Casa de mi Padre
2012年 アメリカ 84分
監督:マット・ピードモント
父親の牧場で牧童をしているアルマンド・アルヴァレスは父親からバカ扱いされ、一方父親の愛情を一身に受ける弟のラウルは都会から美女ソニアを連れて戻り、ラウルがソニアと結婚するつもりだと聞いてラウルを愛するアルマンド・アルヴァレスはソニアの動機に疑問を抱くが、ソニアはアルマンド・アルヴァレスにラウルの正体が麻薬の密売人であることを告げ、アルマンド・アルヴァレスがそのことでラウルを問い詰めると事実を認め(ただしメキシコでは売っていない、アメリカ人に売っているだけ)、ラウルが帰郷したのは地元で麻薬の密売を取り仕切るオンサから縄張りを奪うためであることがわかり、さらにソニアがオンサの姪で、オンサがソニアとの結婚を計画していたこともわかり、ラウルにソニアを奪われたオンサはラウルの配下を殺害し、アルマンド・アルヴァレスの前には地元の警察の署長とアメリカの麻薬取締局の捜査官が現われてラウルの行動を監視するように脅迫し、アルマンド・アルヴァレスがラウルにかかわる事実を告げると怒った父親はアルマンド・アルヴァレスを家から追い出し、ラウルとソニアの結婚式は自動火器で武装した集団の襲撃を受けて血の海になり、ソニアは一家に不幸を呼び込んだことを嘆いて死を決意するものの、そこへ現れたアルマンド・アルヴァレスに救われて愛を交わす関係になり、愛を交わして寝転んでいるところへオンサと警察署長が現われてアルマンド・アルヴァレスを殺してソニアを奪い、アルマンド・アルヴァレスの死体にコヨーテが襲いかかるとそこへ伝説の白いヤマネコが現われて戦いになり、するといきなり画面がとまって三日間かけて撮影した戦いの場面はコヨーテの調教に失敗したりコカインをなめたトラがスタッフを食ったりといったような理由で公開できないという撮影助手の長い言い訳がテロップで流れ、ともあれヤマネコに救われてよみがえったアルマンド・アルヴァレスは家に戻って父祖伝来のウィンチェスターを取り、ソニアを救うためにオンサの屋敷へ出かけていく。

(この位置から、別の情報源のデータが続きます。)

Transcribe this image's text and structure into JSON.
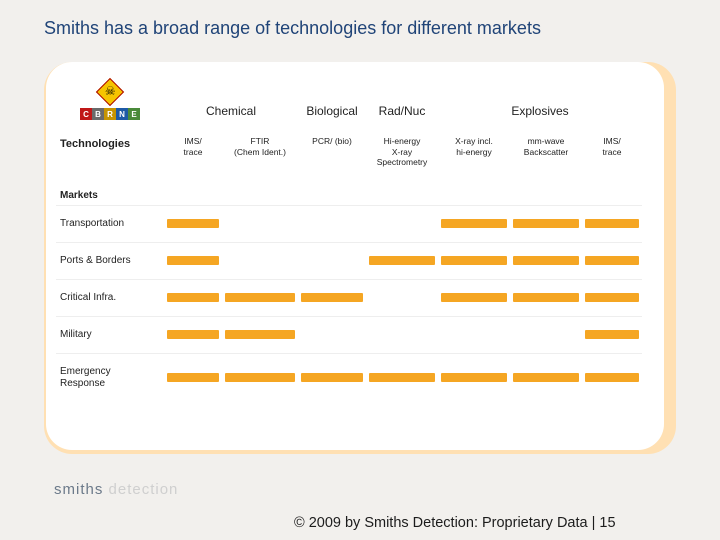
{
  "title": "Smiths has a broad range of technologies for different markets",
  "cbrne": {
    "letters": [
      "C",
      "B",
      "R",
      "N",
      "E"
    ],
    "colors": [
      "#c01818",
      "#6a6a6a",
      "#c69400",
      "#1e5aa6",
      "#4a8a3a"
    ]
  },
  "categories": [
    {
      "label": "Chemical",
      "span": 2
    },
    {
      "label": "Biological",
      "span": 1
    },
    {
      "label": "Rad/Nuc",
      "span": 1
    },
    {
      "label": "Explosives",
      "span": 3
    }
  ],
  "tech_header": "Technologies",
  "technologies": [
    "IMS/\ntrace",
    "FTIR\n(Chem Ident.)",
    "PCR/ (bio)",
    "Hi-energy\nX-ray\nSpectrometry",
    "X-ray incl.\nhi-energy",
    "mm-wave\nBackscatter",
    "IMS/\ntrace"
  ],
  "markets_header": "Markets",
  "bar_color": "#f5a623",
  "markets": [
    {
      "label": "Transportation",
      "cells": [
        1,
        0,
        0,
        0,
        1,
        1,
        1
      ]
    },
    {
      "label": "Ports & Borders",
      "cells": [
        1,
        0,
        0,
        1,
        1,
        1,
        1
      ]
    },
    {
      "label": "Critical Infra.",
      "cells": [
        1,
        1,
        1,
        0,
        1,
        1,
        1
      ]
    },
    {
      "label": "Military",
      "cells": [
        1,
        1,
        0,
        0,
        0,
        0,
        1
      ]
    },
    {
      "label": "Emergency\nResponse",
      "cells": [
        1,
        1,
        1,
        1,
        1,
        1,
        1
      ]
    }
  ],
  "footer_logo": {
    "part1": "smiths",
    "part2": " detection"
  },
  "copyright": "© 2009 by Smiths Detection: Proprietary Data   |  15"
}
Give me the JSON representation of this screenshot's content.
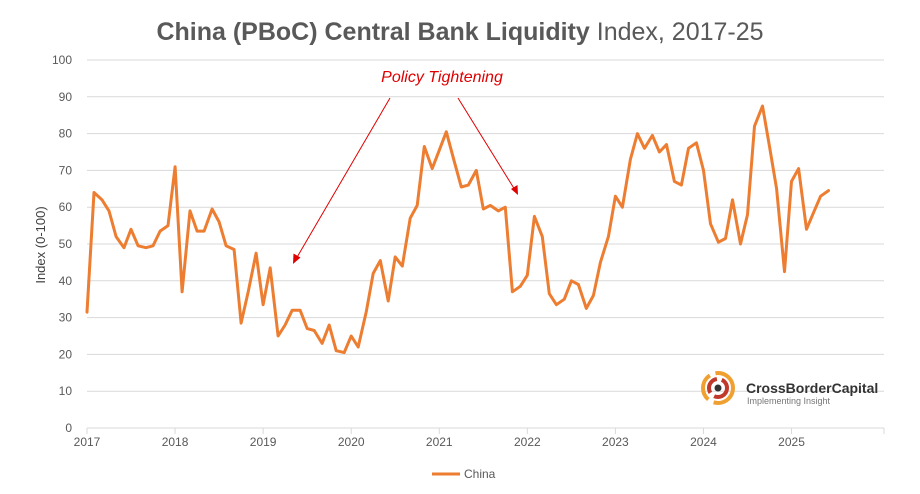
{
  "chart_data": {
    "type": "line",
    "title_bold": "China (PBoC) Central Bank Liquidity",
    "title_rest": " Index, 2017-25",
    "ylabel": "Index (0-100)",
    "xlabel": "",
    "ylim": [
      0,
      100
    ],
    "xlim": [
      2017,
      2026.05
    ],
    "yticks": [
      0,
      10,
      20,
      30,
      40,
      50,
      60,
      70,
      80,
      90,
      100
    ],
    "xticks": [
      2017,
      2018,
      2019,
      2020,
      2021,
      2022,
      2023,
      2024,
      2025
    ],
    "grid": true,
    "legend": "bottom-center",
    "series": [
      {
        "name": "China",
        "color": "#ED7D31",
        "x": [
          2017.0,
          2017.08,
          2017.17,
          2017.25,
          2017.33,
          2017.42,
          2017.5,
          2017.58,
          2017.67,
          2017.75,
          2017.83,
          2017.92,
          2018.0,
          2018.08,
          2018.17,
          2018.25,
          2018.33,
          2018.42,
          2018.5,
          2018.58,
          2018.67,
          2018.75,
          2018.83,
          2018.92,
          2019.0,
          2019.08,
          2019.17,
          2019.25,
          2019.33,
          2019.42,
          2019.5,
          2019.58,
          2019.67,
          2019.75,
          2019.83,
          2019.92,
          2020.0,
          2020.08,
          2020.17,
          2020.25,
          2020.33,
          2020.42,
          2020.5,
          2020.58,
          2020.67,
          2020.75,
          2020.83,
          2020.92,
          2021.0,
          2021.08,
          2021.17,
          2021.25,
          2021.33,
          2021.42,
          2021.5,
          2021.58,
          2021.67,
          2021.75,
          2021.83,
          2021.92,
          2022.0,
          2022.08,
          2022.17,
          2022.25,
          2022.33,
          2022.42,
          2022.5,
          2022.58,
          2022.67,
          2022.75,
          2022.83,
          2022.92,
          2023.0,
          2023.08,
          2023.17,
          2023.25,
          2023.33,
          2023.42,
          2023.5,
          2023.58,
          2023.67,
          2023.75,
          2023.83,
          2023.92,
          2024.0,
          2024.08,
          2024.17,
          2024.25,
          2024.33,
          2024.42,
          2024.5,
          2024.58,
          2024.67,
          2024.75,
          2024.83,
          2024.92,
          2025.0,
          2025.08,
          2025.17,
          2025.25,
          2025.33,
          2025.42
        ],
        "values": [
          31.5,
          64,
          62,
          59,
          52,
          49,
          54,
          49.5,
          49,
          49.5,
          53.5,
          55,
          71,
          37,
          59,
          53.5,
          53.5,
          59.5,
          56,
          49.5,
          48.5,
          28.5,
          37,
          47.5,
          33.5,
          43.5,
          25,
          28,
          32,
          32,
          27,
          26.5,
          23,
          28,
          21,
          20.5,
          25,
          22,
          31.5,
          42,
          45.5,
          34.5,
          46.5,
          44,
          57,
          60.5,
          76.5,
          70.5,
          75.5,
          80.5,
          72.5,
          65.5,
          66,
          70,
          59.5,
          60.5,
          59,
          60,
          37,
          38.5,
          41.5,
          57.5,
          52,
          36.5,
          33.5,
          35,
          40,
          39,
          32.5,
          36,
          45,
          52,
          63,
          60,
          73,
          80,
          76,
          79.5,
          75,
          77,
          67,
          66,
          76,
          77.5,
          70,
          55.5,
          50.5,
          51.5,
          62,
          50,
          58,
          82,
          87.5,
          76.5,
          65,
          42.5,
          67,
          70.5,
          54,
          58.5,
          63,
          64.5
        ]
      }
    ],
    "annotation": {
      "text": "Policy Tightening",
      "color": "#e00000"
    },
    "axis_color": "#d9d9d9",
    "grid_color": "#d9d9d9"
  },
  "logo": {
    "name": "CrossBorderCapital",
    "tagline": "Implementing Insight"
  }
}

製作・主演がウィル・フェレル、監督は『サタデー・ナイト・ライブ』出身のマット・ピードモント。アメリカ映画だけどダイアログはほぼ全編スペイン語で、だからウィル・フェレルもスペイン語を話している。
おそらく50年代の粗悪な西部劇か、その延長線上にあるメキシコ製のリソースをいじることを目的にしていて、その点で方向性は『グラインドハウス』に似通っていると言えなくもないが、たぶんこちらのほうがより悪趣味で、だから馬上のシーンのアップではいまどきないようなはりぼての馬が使われ、屋外シーンもわざとらしくセットを使って、しかもそのセットのホリゾントは継ぎ目がしっかりとずれている。サングラスをかけた男の顔がなぜかアップになるとそのサングラスに撮影クルーがしっかりと映り込んでいるし、車上のシーンももっぱら安さを強調したスクリーンプロセスで、しかも違う場面で同じフィルムが使われているので同じ車とすれ違う。加えて無意味なワイプ処理、無意味なスプリットスクリーン、乱暴なアップと悪夢のような場面の連続で、へたくそを真似るために相当に頭を絞ったのではあるまいか。とどめは伝説のヤマネコで、これがかなりみっともないアニマトロニクスで、それをわざわざジム・ヘンソンの工房に頼んでいるのには恐れ入った。
はっきり言ってあまりほめる気にはなれないが、かなりのおばか映画で、その点に関する限りこれはけっこうツボであった。